Final answer:
a) The eigenvectors of a symmetric matrix A from different eigenspaces are orthogonal.
b) If all the eigenvalues of A are positive, then A is positive definite.
Step-by-step explanation:
(a) The eigenvectors of A from different eigenspaces are orthogonal:
Let v and w be eigenvectors of A corresponding to different eigenvalues λ and μ, respectively. We need to show that v · w = 0.
Given that A is a symmetric matrix, it has real eigenvalues and its eigenvectors can be chosen to be orthogonal. Therefore, we can assume that v and w are orthogonal.
The dot product of orthogonal vectors is 0, so v · w = 0, which proves that the eigenvectors of A from different eigenspaces are orthogonal.
(b) If all the eigenvalues of A are positive then A is positive definite:
To prove that A is positive definite, we need to show that x · Ax > 0 for any non-zero vector x.
Let λ be an eigenvalue of A and v be the corresponding eigenvector.

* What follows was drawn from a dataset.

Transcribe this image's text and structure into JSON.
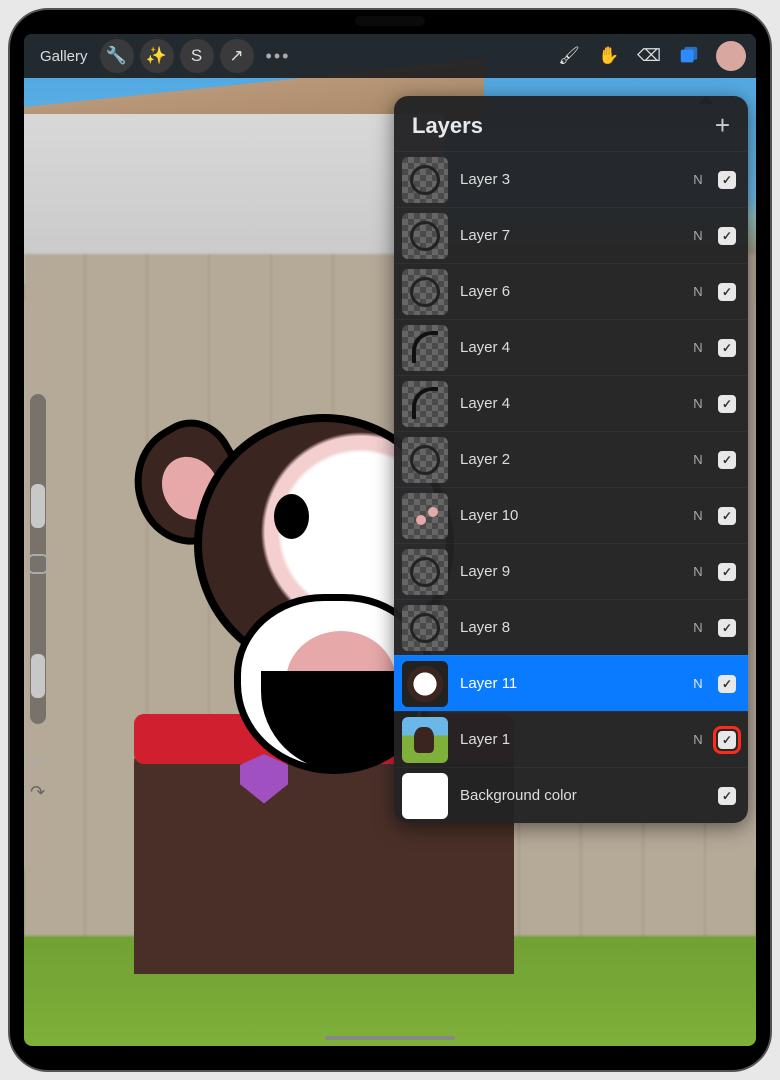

Since λ is positive, we have v · Av = v · (λv) = λ(v · v) > 0, as v · v > 0 (the dot product of a vector with itself is always non-negative and is positive only when the vector is non-zero).
Since A can be diagonalized with a basis of eigenvectors, any vector x can be written as a linear combination of eigenvectors, x = c₁v₁ + c₂v₂ + ... + cₙvₙ, where c₁, c₂, ..., cₙ are the coefficients and v₁, v₂, ..., vₙ are the normalized eigenvectors of A.
Therefore, we have x · Ax = (c₁v₁ + c₂v₂ + ... + cₙvₙ) · A(c₁v₁ + c₂v₂ + ... + cₙvₙ) = c₁²(v₁ · Av₁) + c₂²(v₂ · Av₂) + ... + cₙ²(vₙ · Avₙ) > 0, as each term in the summation is positive.